Lessons from the Road

Driving at sunset

I’ve only been on the road for 2 days and already I feel like I could write a book on my experiences traveling.  Living in the van hasn’t changed. It doesn’t matter whether I’m parked in my back parking lot, or in someone’s driveway, or at a campground.  I still wake up and make coffee, lie in bed and check e-mails and listen to NPR in the morning. I cook the same, shower the same, and play on my laptop the same no matter where I park. But what has changed drastically is my state of mind.

I’ve really had to redefine my concept of the word “home.”  I’ve said to my friends several times “back home…”   There is no longer any “back home.”  Truly, I Live HERE! That is true wherever I am. I understood that a few years back when I was in Peru, high on a sacred cactus containing mescaline. If I close my eyes, I can still conjure up that feeling again, but I haven’t quite integrated it into my brain’s knowledge base. I have lived in a lot of sticks and bricks homes, all over the country. And each time I moved from one place to another, the new place became home quickly.  It’s different now. Wherever I stop, even if just to run in to get coffee, is now “home.” Trying to grasp that notion is not only liberating but at times, quite frightening. It will take me some time to adjust.

The next thing I learned is I have way too much stuff. I was so proud to go from a 4500 square foot warehouse to an 80 square foot box on wheels. But the van is heavy. So much so that it impedes my driving.  I must do another round of editing. I need to let go of about 1/3 of my current possessions.  There is no reason for me to have 8 forks.  Or 5 plates. Or enough t-shirts to wear a different one every day of the month.

Even though I’ve been living in the van full time since last September, I have been parked on my property, in the back lot of a building I owned. If I needed something that wasn’t in the van, I just ran inside and got it. When I needed to do laundry, I just went inside and did it.  Those luxuries (or addictions) have evaporated.
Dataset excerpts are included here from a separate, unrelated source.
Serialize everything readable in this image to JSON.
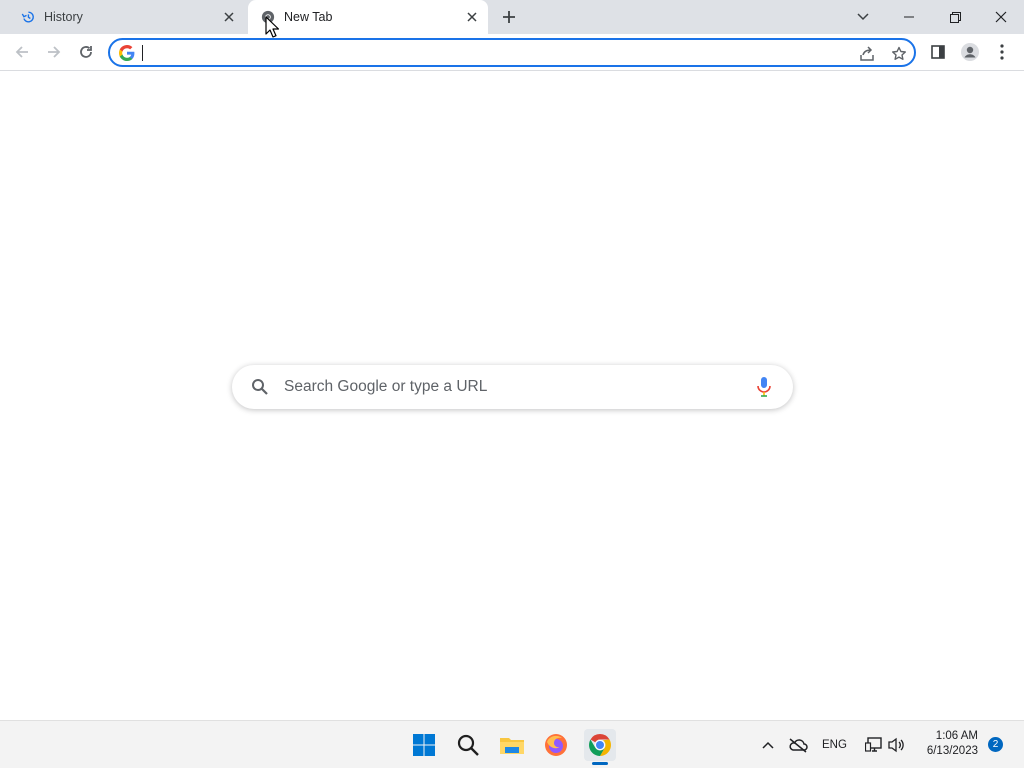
{
  "browser": {
    "tabs": [
      {
        "title": "History",
        "icon": "history-icon",
        "active": false
      },
      {
        "title": "New Tab",
        "icon": "chrome-icon",
        "active": true
      }
    ],
    "omnibox": {
      "value": "",
      "placeholder": ""
    }
  },
  "ntp": {
    "search_placeholder": "Search Google or type a URL"
  },
  "taskbar": {
    "language": "ENG",
    "time": "1:06 AM",
    "date": "6/13/2023",
    "notification_count": "2",
    "apps": [
      "start-icon",
      "search-icon",
      "file-explorer-icon",
      "firefox-icon",
      "chrome-icon"
    ]
  },
  "colors": {
    "accent": "#1a73e8",
    "tabstrip_bg": "#dee1e6",
    "windows_blue": "#0067c0"
  }
}
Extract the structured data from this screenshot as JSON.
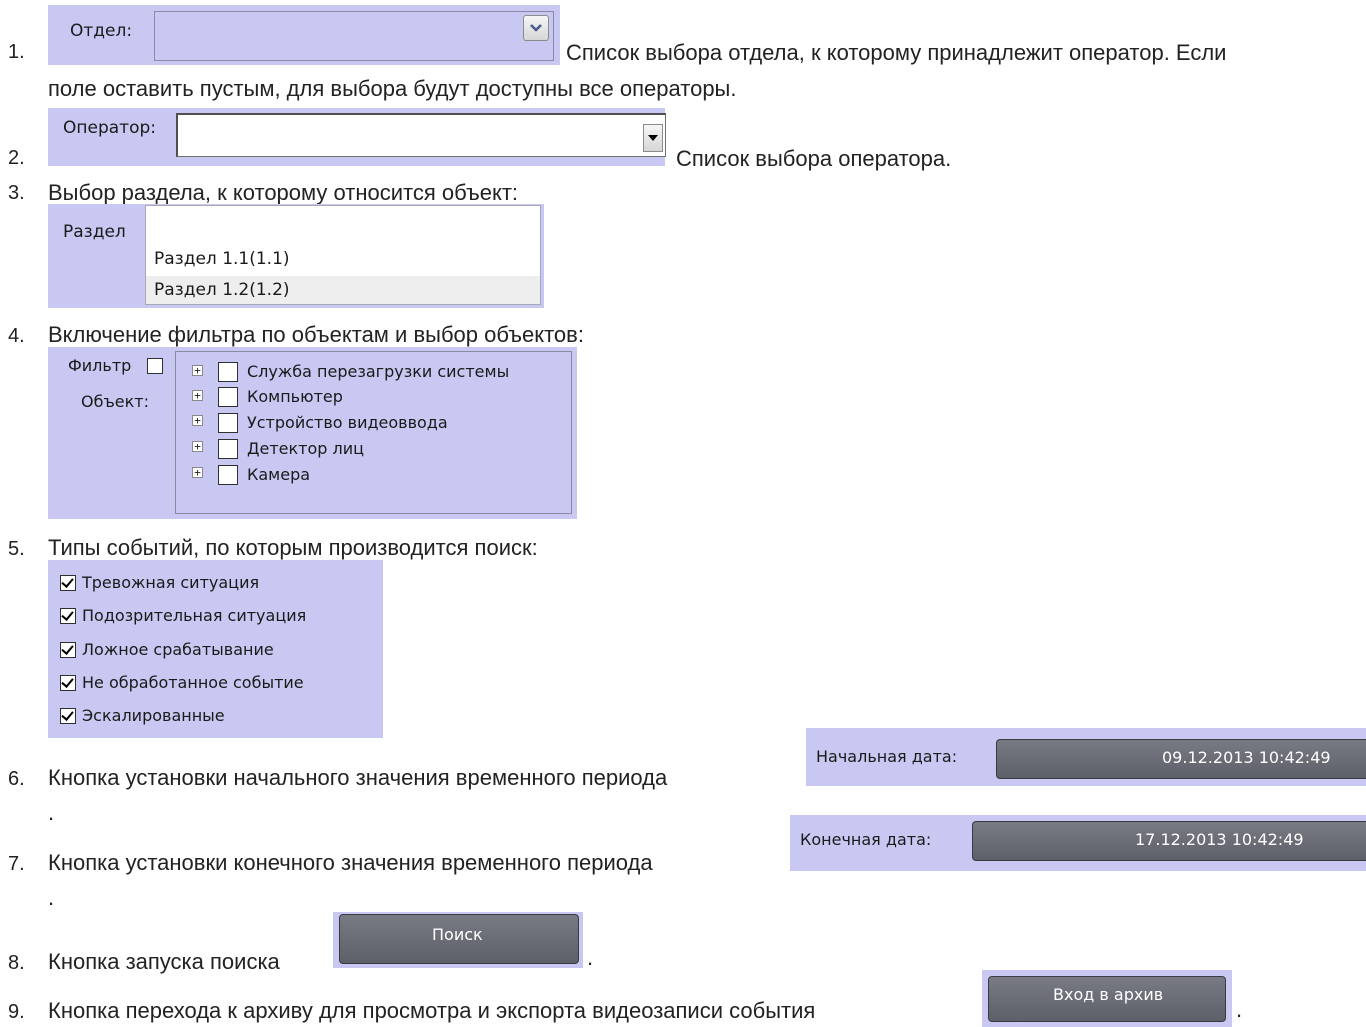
{
  "items": [
    {
      "num": "1.",
      "label": "Отдел:",
      "desc1": "Список выбора отдела, к которому принадлежит оператор. Если",
      "desc2": "поле оставить пустым, для выбора будут доступны все операторы."
    },
    {
      "num": "2.",
      "label": "Оператор:",
      "desc": "Список выбора оператора."
    },
    {
      "num": "3.",
      "desc": "Выбор раздела, к которому относится объект:",
      "label": "Раздел",
      "options": [
        "Раздел 1.1(1.1)",
        "Раздел 1.2(1.2)"
      ]
    },
    {
      "num": "4.",
      "desc": "Включение фильтра по объектам и выбор объектов:",
      "filter_label": "Фильтр",
      "object_label": "Объект:",
      "tree": [
        "Служба перезагрузки системы",
        "Компьютер",
        "Устройство видеоввода",
        "Детектор лиц",
        "Камера"
      ]
    },
    {
      "num": "5.",
      "desc": "Типы событий, по которым производится поиск:",
      "events": [
        "Тревожная ситуация",
        "Подозрительная ситуация",
        "Ложное срабатывание",
        "Не обработанное событие",
        "Эскалированные"
      ]
    },
    {
      "num": "6.",
      "desc": "Кнопка установки начального значения временного периода",
      "label": "Начальная дата:",
      "value": "09.12.2013 10:42:49",
      "tail": "."
    },
    {
      "num": "7.",
      "desc": "Кнопка установки конечного значения временного периода",
      "label": "Конечная дата:",
      "value": "17.12.2013 10:42:49",
      "tail": "."
    },
    {
      "num": "8.",
      "desc": "Кнопка запуска поиска",
      "button": "Поиск",
      "tail": "."
    },
    {
      "num": "9.",
      "desc": "Кнопка перехода к архиву для просмотра и экспорта видеозаписи события",
      "button": "Вход в архив",
      "tail": "."
    }
  ],
  "colors": {
    "panel": "#c8c8f2",
    "dark_button": "#6a6c75",
    "text": "#222222"
  }
}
I had some mechanical trouble with my van the first day I started out.  It lacks power and needs a tune-up.  Post pandemic, auto mechanics are booked up for months. Only with a lot of begging and being on the verge of tears did I convince someone to get me in for the tune up two weeks from now.  And that lead to the revelation that when my VAN needs to go in for a tune-up, my home goes with it.  (gulp).  It’s a little bit daunting.  I’ve learned that well-thought-out plans turn on a dime. Being a type-A person, it will be an adjustment to slow down and live in the moment. Where am I going next?  I don’t know. I thought I did yesterday, but I am not sure today. When am I going there?  Again, I don’t know for sure.

Although I’m only about 100 miles from where I last lived, everything seems very much in flux.  The constants in my life are friends who love me and a loyal dog who travels with me. Everything else seems to change from minute to minute. I’m hoping I can make that feel totally freeing at some point, but for now, it sometimes feels quite disorienting.